New buy-now, pay-later, and other flexible and transparent payment services are offering consumers both immediate credit lines and a much clearer picture of how much they are spending. Gone are the days where everyone needed to purchase with credit cards with hidden fees and exorbitant interest rates. Companies like Affirm, for example, drop both of those, and let consumers know exactly how much something is going to cost and when they will be able to pay it off. This is producing a more confident consumer, one who is able to buy in the moment without regrets.

Live commerce

Increasingly brands are connecting potential customers with live agents via chat or video. Done right, live commerce offers a highly personalized and informative experience. Just as in a physical store, the customer can ask questions, get immediate feedback, and request further information. All the while, a skilled salesperson intuits their needs and responds accordingly. Live commerce also has great potential for inclusivity, using accessible technologies to bring shoppers with different abilities to the store.

Integrated reviews

While reviews are nothing new in commerce, they are increasingly being incorporated into in-the-moment shopping experiences. One example of this occurs during live streams, where influencers can demonstrate a product, and owners of it can comment in the feed. This gives potential buyers the ability to ask questions of actual owners (who happened to be fellow fans at the same time) of the product.

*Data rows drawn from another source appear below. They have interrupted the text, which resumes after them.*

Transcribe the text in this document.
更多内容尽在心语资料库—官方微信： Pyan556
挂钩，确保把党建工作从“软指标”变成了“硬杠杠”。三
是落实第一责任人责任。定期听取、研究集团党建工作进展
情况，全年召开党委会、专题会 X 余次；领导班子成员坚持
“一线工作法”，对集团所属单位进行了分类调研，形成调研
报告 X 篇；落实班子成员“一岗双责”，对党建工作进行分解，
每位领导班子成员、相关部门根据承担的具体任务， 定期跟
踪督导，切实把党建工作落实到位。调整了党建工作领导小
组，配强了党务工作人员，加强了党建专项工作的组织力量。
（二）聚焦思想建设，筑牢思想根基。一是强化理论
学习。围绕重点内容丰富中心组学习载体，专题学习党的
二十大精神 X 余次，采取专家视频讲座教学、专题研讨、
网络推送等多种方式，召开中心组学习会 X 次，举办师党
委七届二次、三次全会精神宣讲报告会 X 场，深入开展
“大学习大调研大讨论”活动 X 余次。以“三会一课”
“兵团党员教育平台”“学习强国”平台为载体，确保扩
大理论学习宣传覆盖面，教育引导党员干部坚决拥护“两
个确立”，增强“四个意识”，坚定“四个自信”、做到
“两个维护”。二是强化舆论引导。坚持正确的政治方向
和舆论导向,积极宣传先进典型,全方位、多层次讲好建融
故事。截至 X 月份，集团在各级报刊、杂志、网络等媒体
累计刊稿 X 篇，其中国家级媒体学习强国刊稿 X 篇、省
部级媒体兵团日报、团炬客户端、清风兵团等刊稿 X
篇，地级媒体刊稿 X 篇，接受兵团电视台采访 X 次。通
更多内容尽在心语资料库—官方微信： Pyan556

While we tend to think of each of these technologies in isolation, together they are creating the potential for shopping experiences in which customers seamlessly create their own purchasing journeys. This can happen just about anywhere, from a live stream and a brand website to sports TV and even in person events. Customers will be free to explore and shop how they like, without having to interrupt whatever they’re doing or seeing.

In this way, customer-driven commerce disrupts the carefully constructed purchasing journeys that brands have been building for years, replacing them with something that is much more natural and customizable.

A final point is that customer-driven commerce is not anti-data. But rather than using data to predict behavior, it uses it to improve the experience. It answers questions like the following: What is useful in the moment? What are the customers’ priorities right now? What are the unspoken blockers and unmet needs? And what do people actually want? Brands can feed this data back into their more traditional customer journeys or use it to enhance the live experiences as well.

It may seem ironic that brands have finally mastered digital transformation, only to have the ground shift out from under them. But technological possibilities have often outpaced organizational change, and if a brand’s goal is to make things better for its customers, giving them the ability to create their own desired journeys should be a no-brainer.